The initial issue to be addressed is that of mootness. Counsel stipulated to the fact that subsequent to the trial court’s judgment and while this appeal was pending, the plaintiff pleaded guilty to a lesser narcotics charge and was awaiting sentencing. It is argued that the controversy has, therefore, been rendered moot. We agree.
“It is a well-settled general rule that the existence of an actual controversy is an essential requisite to appellate jurisdiction; it is not the province of appellate courts to decide moot questions, disconnected from the granting of actual relief or from the determination of which no practical relief can follow.” Reynolds v. Vroom, 130 Conn. 512, 515, 36 A.2d 22; Harkins v. Driscoll, 165 Conn. 407, 409, 334 A.2d 901; Roy v. Mulcahy, 161 Conn. 324, 328, 288 A.2d 64. The question becomes, therefore, “what, if any, practical relief could follow from a determination of the . . . [defendant’s] appeal or what actual relief could be granted by this court.” Phaneuf v. Commissioner of Motor Vehicles, 166 Conn. 449, 452, 352 A.2d 291.

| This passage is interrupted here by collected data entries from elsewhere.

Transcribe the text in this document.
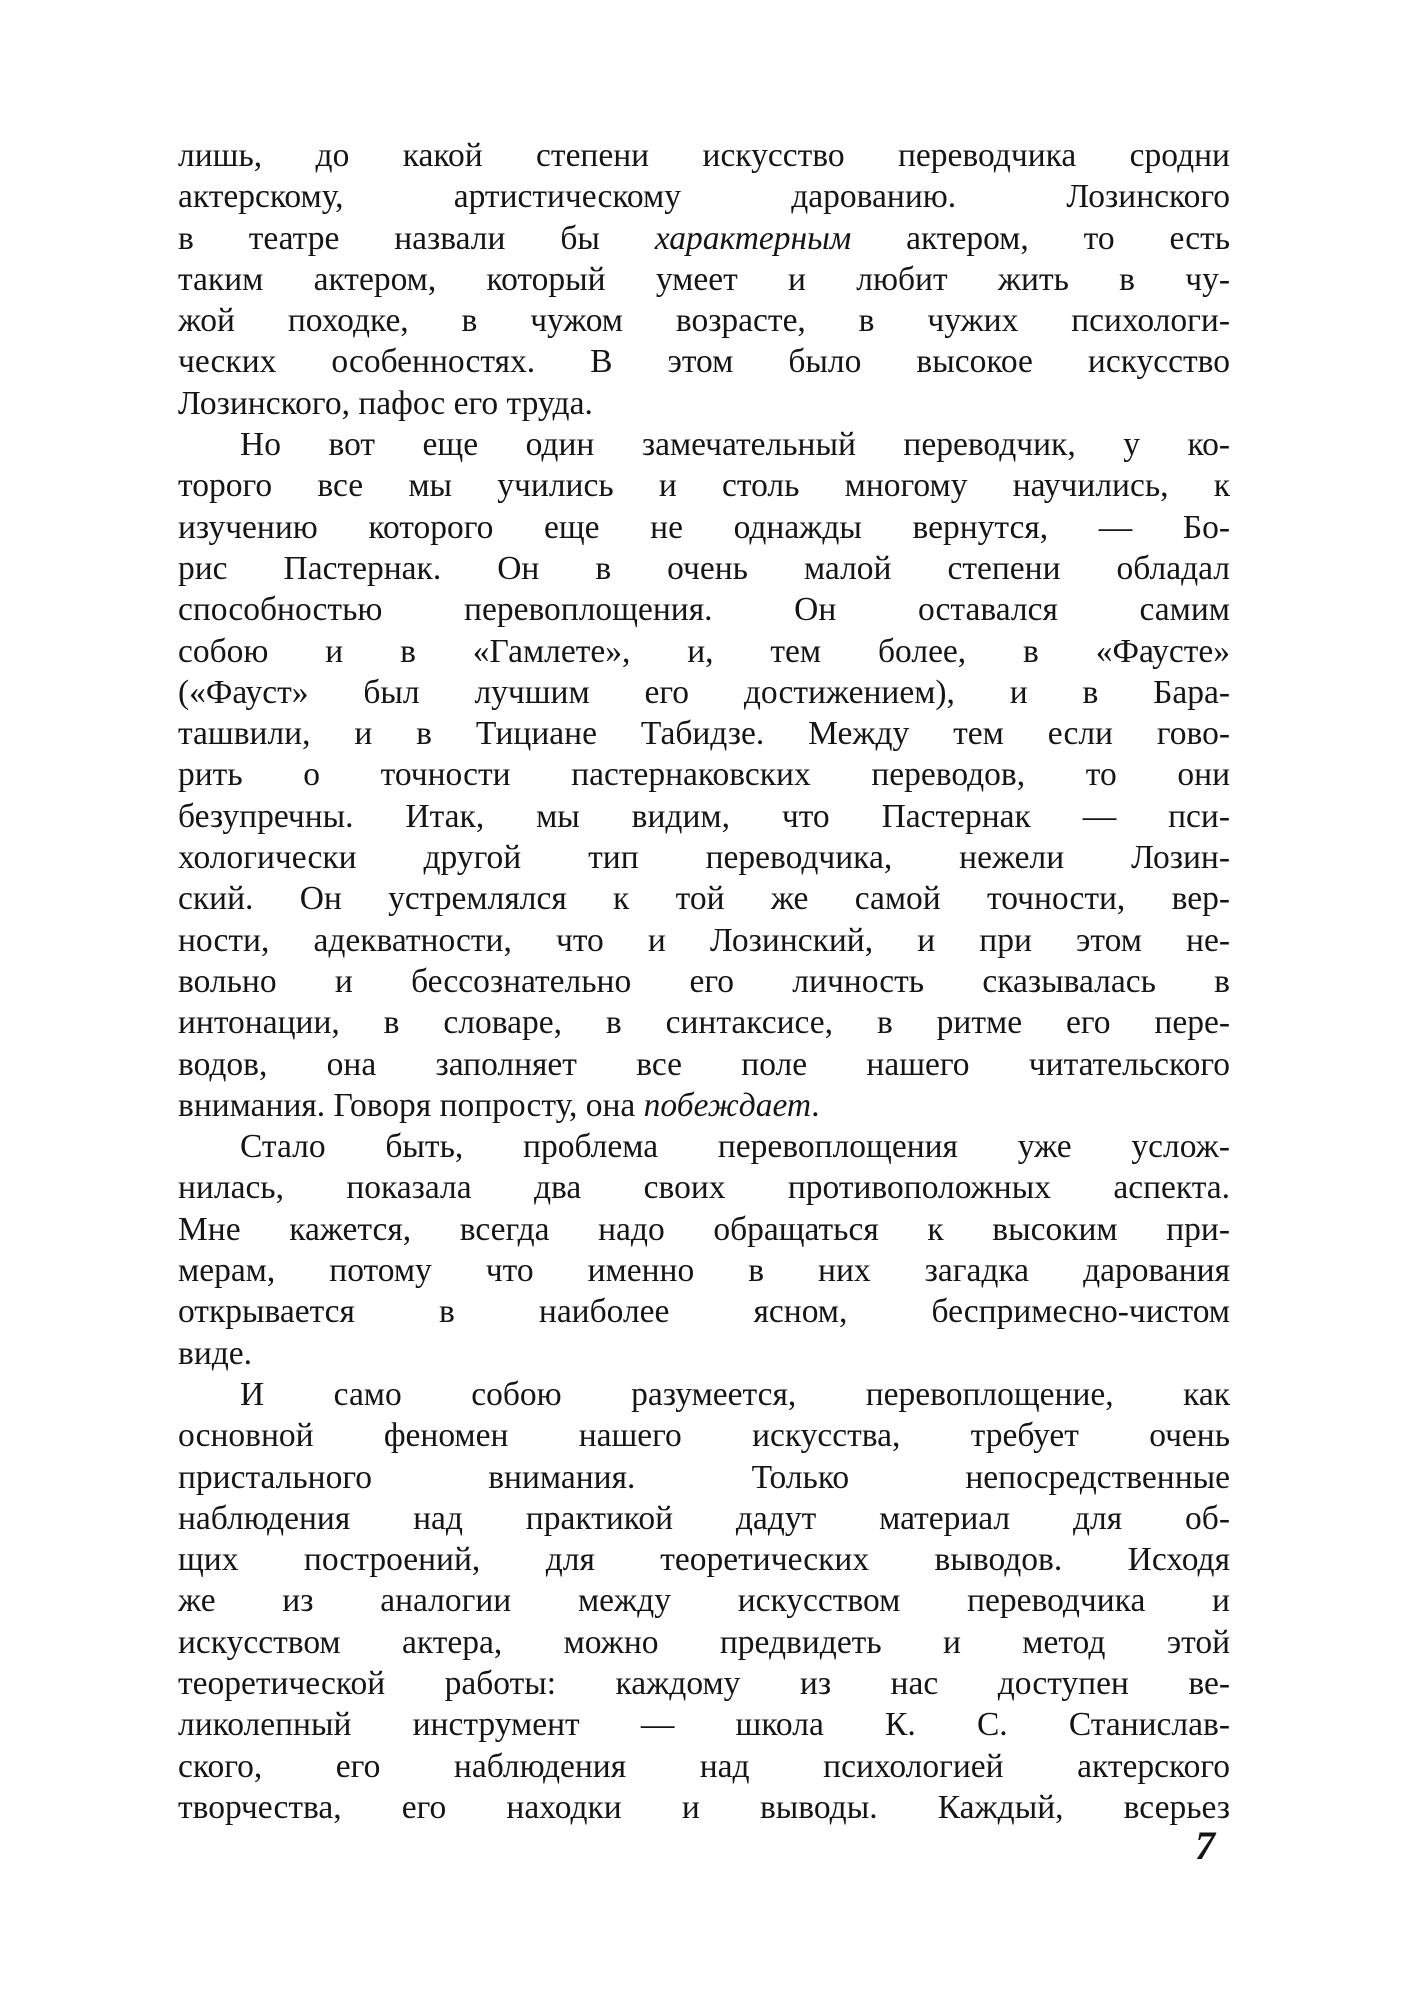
лишь, до какой степени искусство переводчика сродни
актерскому, артистическому дарованию. Лозинского
в театре назвали бы характерным актером, то есть
таким актером, который умеет и любит жить в чу-
жой походке, в чужом возрасте, в чужих психологи-
ческих особенностях. В этом было высокое искусство
Лозинского, пафос его труда.

Но вот еще один замечательный переводчик, у ко-
торого все мы учились и столь многому научились, к
изучению которого еще не однажды вернутся, — Бо-
рис Пастернак. Он в очень малой степени обладал
способностью перевоплощения. Он оставался самим
собою и в «Гамлете», и, тем более, в «Фаусте»
(«Фауст» был лучшим его достижением), и в Бара-
ташвили, и в Тициане Табидзе. Между тем если гово-
рить о точности пастернаковских переводов, то они
безупречны. Итак, мы видим, что Пастернак — пси-
хологически другой тип переводчика, нежели Лозин-
ский. Он устремлялся к той же самой точности, вер-
ности, адекватности, что и Лозинский, и при этом не-
вольно и бессознательно его личность сказывалась в
интонации, в словаре, в синтаксисе, в ритме его пере-
водов, она заполняет все поле нашего читательского
внимания. Говоря попросту, она побеждает.

Стало быть, проблема перевоплощения уже услож-
нилась, показала два своих противоположных аспекта.
Мне кажется, всегда надо обращаться к высоким при-
мерам, потому что именно в них загадка дарования
открывается в наиболее ясном, беспримесно-чистом
виде.

И само собою разумеется, перевоплощение, как
основной феномен нашего искусства, требует очень
пристального внимания. Только непосредственные
наблюдения над практикой дадут материал для об-
щих построений, для теоретических выводов. Исходя
же из аналогии между искусством переводчика и
искусством актера, можно предвидеть и метод этой
теоретической работы: каждому из нас доступен ве-
ликолепный инструмент — школа К. С. Станислав-
ского, его наблюдения над психологией актерского
творчества, его находки и выводы. Каждый, всерьез

7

Because the plaintiff has already pleaded guilty to the charge for which he had posted bond, whatever relief an opinion of this court could have *151afforded the defendant is no longer relevant. The defendant’s authority to hold the plaintiff under the mittimus, which was successfully challenged by the habeas corpus petition, is no longer the basis for the plaintiff’s confinement. Consequently there exists no possibility that this opinion would afford the defendant any practical relief. The case, lacking in actual controversy, is moot.
The appeal is dismissed as moot, and the trial court is directed so to note on its records.
In this opinion House, C. J., and Speziaie, J., concurred.